Deliberative processes bring people together to learn from each other the diversity of values, beliefs and private interests that underscore policy preferences. Of course, they will learn some climate science, but more usefully they will listen and learn how different people ascertain and judge the facts, and appreciate the diversity of values and local impacts of proposed options. While many in the public ask, “will the assembly recommend better solutions”, there is rarely a single “better” that stands out universally over all others. It is up to the assembly to frame and sort out the options and design a recommendation that they believe most citizens and institutions can live with. What the CA will do best, with the help of expert and impartial facilitation, is ask better questions.

The CA will work diligently and collaboratively in the interests of all Australians, you can count on that. The Government should publicise its respect of those participants and of the collaborative process, which should be conducted transparently. The work of the 150 citizens should be celebrated. (Such publicity did not occur in Canada, which directly led to the failure of the subsequent referenda on electoral reform.)

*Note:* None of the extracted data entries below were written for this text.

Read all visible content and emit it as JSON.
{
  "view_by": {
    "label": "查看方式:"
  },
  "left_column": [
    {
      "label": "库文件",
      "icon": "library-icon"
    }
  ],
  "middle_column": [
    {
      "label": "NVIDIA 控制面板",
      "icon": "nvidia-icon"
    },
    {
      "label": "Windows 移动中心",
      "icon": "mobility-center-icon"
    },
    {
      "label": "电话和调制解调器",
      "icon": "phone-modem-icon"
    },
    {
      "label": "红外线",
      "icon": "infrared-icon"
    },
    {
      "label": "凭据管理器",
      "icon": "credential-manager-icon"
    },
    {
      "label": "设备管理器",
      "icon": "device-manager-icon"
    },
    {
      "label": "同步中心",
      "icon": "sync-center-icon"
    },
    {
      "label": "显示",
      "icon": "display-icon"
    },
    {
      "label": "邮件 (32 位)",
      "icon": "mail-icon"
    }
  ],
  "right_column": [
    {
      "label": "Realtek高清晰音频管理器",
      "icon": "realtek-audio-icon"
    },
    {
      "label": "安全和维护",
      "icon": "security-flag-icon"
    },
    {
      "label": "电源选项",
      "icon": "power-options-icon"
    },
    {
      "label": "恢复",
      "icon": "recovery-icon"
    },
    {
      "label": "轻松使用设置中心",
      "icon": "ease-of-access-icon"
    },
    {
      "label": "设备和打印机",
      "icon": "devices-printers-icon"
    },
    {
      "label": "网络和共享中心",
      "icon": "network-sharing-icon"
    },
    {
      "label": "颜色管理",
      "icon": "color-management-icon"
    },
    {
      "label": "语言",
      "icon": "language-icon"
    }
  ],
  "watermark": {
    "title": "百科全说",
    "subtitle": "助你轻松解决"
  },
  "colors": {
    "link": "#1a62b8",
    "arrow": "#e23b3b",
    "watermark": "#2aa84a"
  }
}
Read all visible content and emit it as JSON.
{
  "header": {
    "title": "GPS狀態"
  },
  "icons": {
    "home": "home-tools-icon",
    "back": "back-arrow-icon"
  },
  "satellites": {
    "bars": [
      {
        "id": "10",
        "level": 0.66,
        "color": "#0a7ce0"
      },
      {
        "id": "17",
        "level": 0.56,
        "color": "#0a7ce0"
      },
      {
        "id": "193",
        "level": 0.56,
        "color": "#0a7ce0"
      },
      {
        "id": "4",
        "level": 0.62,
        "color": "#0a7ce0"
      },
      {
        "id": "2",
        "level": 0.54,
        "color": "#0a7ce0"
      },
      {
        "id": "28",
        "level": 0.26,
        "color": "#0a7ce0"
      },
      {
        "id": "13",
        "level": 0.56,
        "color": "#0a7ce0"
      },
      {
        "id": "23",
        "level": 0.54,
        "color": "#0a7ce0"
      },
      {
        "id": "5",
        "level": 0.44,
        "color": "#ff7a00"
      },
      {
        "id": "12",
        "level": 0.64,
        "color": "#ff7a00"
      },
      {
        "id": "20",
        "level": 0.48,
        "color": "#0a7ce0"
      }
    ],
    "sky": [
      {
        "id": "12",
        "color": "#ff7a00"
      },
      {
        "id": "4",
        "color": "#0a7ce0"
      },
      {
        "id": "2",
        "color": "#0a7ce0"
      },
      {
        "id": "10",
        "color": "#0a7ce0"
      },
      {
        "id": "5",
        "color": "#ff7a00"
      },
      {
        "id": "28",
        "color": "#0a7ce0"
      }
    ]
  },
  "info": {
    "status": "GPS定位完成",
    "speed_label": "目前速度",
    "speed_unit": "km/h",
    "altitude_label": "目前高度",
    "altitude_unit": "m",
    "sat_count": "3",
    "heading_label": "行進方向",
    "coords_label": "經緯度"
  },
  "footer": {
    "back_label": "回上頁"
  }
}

The newDemocracy Foundation is the non-profit organisation associated with the Australian Citizens’ Parliament. I recommend that you refer to its experts about process design considerations. Although I live in Melbourne, I am currently working for the Centre for Citizenship and Public Policy at the University of Western Sydney, which can also supply resources. My particular interest is in the use of online technology to augment the face-to-face assembly. I would be pleased to assist in any way I can.

Best of success in the upcoming election!